Shuttle Mediation: The Safety of Distance
Shuttle mediation, where the mediator moves between separate rooms and the parties never meet face-to-face, is the preferred model in domestic violence cases. The Hong Kong Mediation Centre’s Family Mediation Protocol (2024) recommends shuttle mediation where “any history of violence or intimidation exists.” This eliminates the risk of direct confrontation and allows the victim to negotiate without the abuser’s physical presence. The mediator controls the flow of information and can pause the process if either party becomes distressed. The limitation is that shuttle mediation is slower and more expensive, as it requires two rooms and more mediator time.
The Use of a “Support Person” and Legal Advisors in the Room
Where shuttle mediation is not practical, a modified joint session can be used with strict conditions. The victim may bring a support person—a social worker, a family member, or a McKenzie Friend—who sits beside them. The abuser must agree to this arrangement in advance. The mediator sets ground rules: no interrupting, no raised voices, and the right to call a private break at any time. The case of M v M [2023] HKFC 112 involved a husband with a history of verbal abuse. The mediator required the husband to sit on the opposite side of the table from the wife, with a social worker present. The wife was able to speak and reached a settlement that gave her sole custody of the children. The court approved the consent order. This case is often cited as an example of how structured mediation can work, but it required a skilled mediator and a husband who was willing to comply with the rules.
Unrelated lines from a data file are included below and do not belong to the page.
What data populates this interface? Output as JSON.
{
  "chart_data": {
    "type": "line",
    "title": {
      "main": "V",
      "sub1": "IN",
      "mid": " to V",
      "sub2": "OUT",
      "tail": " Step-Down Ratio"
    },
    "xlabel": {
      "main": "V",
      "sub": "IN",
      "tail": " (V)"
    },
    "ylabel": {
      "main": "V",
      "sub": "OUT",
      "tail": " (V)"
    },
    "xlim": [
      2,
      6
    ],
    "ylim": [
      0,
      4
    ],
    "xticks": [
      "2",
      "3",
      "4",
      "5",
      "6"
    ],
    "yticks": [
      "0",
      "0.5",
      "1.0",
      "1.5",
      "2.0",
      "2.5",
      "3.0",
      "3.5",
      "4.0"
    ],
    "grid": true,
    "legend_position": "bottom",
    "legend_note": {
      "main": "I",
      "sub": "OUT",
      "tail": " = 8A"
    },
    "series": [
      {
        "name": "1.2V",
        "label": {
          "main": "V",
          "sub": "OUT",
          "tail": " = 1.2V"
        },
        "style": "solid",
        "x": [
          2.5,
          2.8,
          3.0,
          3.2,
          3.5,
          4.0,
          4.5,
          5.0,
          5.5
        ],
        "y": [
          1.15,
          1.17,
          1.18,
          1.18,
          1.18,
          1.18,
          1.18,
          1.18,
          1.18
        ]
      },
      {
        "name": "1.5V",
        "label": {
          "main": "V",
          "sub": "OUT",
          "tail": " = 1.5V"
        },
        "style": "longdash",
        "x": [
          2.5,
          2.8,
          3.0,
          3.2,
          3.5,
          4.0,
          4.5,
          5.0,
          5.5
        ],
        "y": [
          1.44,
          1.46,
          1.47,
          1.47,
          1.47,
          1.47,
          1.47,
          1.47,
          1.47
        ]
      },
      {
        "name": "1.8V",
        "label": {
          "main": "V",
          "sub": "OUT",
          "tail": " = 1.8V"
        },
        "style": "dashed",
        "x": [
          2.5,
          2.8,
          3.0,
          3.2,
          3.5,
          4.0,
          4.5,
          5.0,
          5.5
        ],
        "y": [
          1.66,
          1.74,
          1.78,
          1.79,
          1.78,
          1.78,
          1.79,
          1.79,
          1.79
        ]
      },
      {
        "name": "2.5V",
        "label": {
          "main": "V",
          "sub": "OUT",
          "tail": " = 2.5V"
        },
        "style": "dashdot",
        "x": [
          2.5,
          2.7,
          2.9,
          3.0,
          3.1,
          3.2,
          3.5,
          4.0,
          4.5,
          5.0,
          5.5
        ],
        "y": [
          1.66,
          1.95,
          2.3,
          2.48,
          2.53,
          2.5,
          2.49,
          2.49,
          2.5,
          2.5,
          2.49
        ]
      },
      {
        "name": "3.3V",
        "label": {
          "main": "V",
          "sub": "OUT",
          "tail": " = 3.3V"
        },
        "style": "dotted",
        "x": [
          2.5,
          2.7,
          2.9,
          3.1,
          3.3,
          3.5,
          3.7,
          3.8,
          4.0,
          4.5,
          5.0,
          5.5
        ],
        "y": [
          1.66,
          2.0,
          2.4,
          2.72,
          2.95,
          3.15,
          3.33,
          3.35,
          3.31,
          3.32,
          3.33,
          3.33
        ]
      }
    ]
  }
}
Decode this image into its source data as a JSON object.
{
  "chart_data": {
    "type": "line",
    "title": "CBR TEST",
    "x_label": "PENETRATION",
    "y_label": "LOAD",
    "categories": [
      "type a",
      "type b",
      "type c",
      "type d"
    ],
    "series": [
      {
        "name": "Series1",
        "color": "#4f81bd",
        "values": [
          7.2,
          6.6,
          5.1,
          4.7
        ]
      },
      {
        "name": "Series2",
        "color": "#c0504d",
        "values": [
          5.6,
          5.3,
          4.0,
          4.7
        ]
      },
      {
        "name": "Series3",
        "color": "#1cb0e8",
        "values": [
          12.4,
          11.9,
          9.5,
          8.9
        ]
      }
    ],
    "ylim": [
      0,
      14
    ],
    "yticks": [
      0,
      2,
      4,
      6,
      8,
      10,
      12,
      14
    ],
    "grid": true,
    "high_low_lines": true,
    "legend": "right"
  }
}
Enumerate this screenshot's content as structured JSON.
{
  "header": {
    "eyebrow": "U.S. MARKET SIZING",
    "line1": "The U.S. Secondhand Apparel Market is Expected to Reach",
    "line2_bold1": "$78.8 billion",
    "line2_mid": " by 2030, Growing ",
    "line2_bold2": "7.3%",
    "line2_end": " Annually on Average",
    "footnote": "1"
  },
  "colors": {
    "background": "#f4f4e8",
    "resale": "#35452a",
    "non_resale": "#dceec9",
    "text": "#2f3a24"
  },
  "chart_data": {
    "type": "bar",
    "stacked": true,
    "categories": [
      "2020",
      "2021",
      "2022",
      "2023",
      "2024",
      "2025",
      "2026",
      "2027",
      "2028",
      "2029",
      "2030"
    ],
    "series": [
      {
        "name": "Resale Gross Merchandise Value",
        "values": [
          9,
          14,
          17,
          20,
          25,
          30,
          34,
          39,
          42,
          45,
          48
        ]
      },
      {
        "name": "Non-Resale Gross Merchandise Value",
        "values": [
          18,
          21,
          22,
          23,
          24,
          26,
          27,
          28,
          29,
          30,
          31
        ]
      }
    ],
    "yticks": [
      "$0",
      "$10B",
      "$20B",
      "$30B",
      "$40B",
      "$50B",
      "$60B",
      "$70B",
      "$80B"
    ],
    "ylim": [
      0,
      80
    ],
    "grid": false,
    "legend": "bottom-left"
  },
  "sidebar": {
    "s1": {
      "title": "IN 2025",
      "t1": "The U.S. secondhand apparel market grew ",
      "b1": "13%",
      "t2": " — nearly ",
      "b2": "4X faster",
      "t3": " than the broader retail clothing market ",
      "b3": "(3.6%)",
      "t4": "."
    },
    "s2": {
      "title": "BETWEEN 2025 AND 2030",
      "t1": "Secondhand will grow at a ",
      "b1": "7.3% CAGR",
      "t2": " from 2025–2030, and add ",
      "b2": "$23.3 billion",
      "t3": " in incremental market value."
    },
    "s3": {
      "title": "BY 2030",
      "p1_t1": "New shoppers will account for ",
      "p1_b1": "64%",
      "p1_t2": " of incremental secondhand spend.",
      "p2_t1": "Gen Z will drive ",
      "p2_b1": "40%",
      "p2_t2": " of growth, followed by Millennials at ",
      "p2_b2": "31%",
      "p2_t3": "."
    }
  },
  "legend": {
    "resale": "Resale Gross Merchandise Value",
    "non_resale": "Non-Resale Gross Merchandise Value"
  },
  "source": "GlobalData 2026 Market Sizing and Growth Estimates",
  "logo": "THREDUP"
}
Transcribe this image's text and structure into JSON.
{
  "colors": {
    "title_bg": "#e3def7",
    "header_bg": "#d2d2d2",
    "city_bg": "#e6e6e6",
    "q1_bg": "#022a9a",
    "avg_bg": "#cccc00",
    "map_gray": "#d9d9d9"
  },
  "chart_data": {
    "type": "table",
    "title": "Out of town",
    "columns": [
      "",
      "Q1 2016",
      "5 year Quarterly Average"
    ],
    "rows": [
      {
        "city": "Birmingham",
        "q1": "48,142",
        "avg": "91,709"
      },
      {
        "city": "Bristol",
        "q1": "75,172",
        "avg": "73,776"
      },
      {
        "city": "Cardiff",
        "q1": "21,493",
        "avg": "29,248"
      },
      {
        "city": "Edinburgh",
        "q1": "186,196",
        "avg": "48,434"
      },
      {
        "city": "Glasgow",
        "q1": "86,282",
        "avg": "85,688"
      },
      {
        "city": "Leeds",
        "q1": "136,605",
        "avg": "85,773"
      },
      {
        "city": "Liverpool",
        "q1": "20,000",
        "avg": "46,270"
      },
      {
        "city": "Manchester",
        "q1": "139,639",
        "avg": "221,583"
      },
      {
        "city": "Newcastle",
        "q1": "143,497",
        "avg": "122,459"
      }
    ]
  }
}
Conclusion and Actionable Takeaways
The Hong Kong Judiciary’s commitment to mediation as a first resort in family disputes is clear and well-intentioned. PD 31 has reduced court backlogs and encouraged early settlement. But the same framework must recognise that mediation is not a one-size-fits-all solution. Domestic violence cases require heightened scrutiny, robust screening, and procedural flexibility. The current system relies too heavily on the mediator’s discretion and the victim’s willingness to self-identify. Standardised screening tools, mandatory legal aid for victims, and stricter enforcement of the right to withdraw would strengthen protections without undermining the benefits of mediation for suitable cases.
Actionable Takeaways
- If you are a party to family proceedings and have experienced domestic violence, raise this with your solicitor or directly with the court before the mediation referral—PD 31 allows for an exemption, and you must invoke it.
- Mediators must conduct separate private intake sessions for each party and use a standardised screening checklist for domestic violence; if your mediator does not do this, request it in writing.
- In any family mediation where power imbalance is suspected, insist on shuttle mediation or the presence of a support person—do not agree to an unprotected joint session.
- Never sign a mediation settlement agreement without first obtaining independent legal advice, even if you feel pressured to conclude the process quickly.
- If you withdraw from mediation, the court cannot penalise you for doing so—document your reasons and file them with the court to preserve your position.
This does not constitute legal advice. Consult a solicitor for your specific case.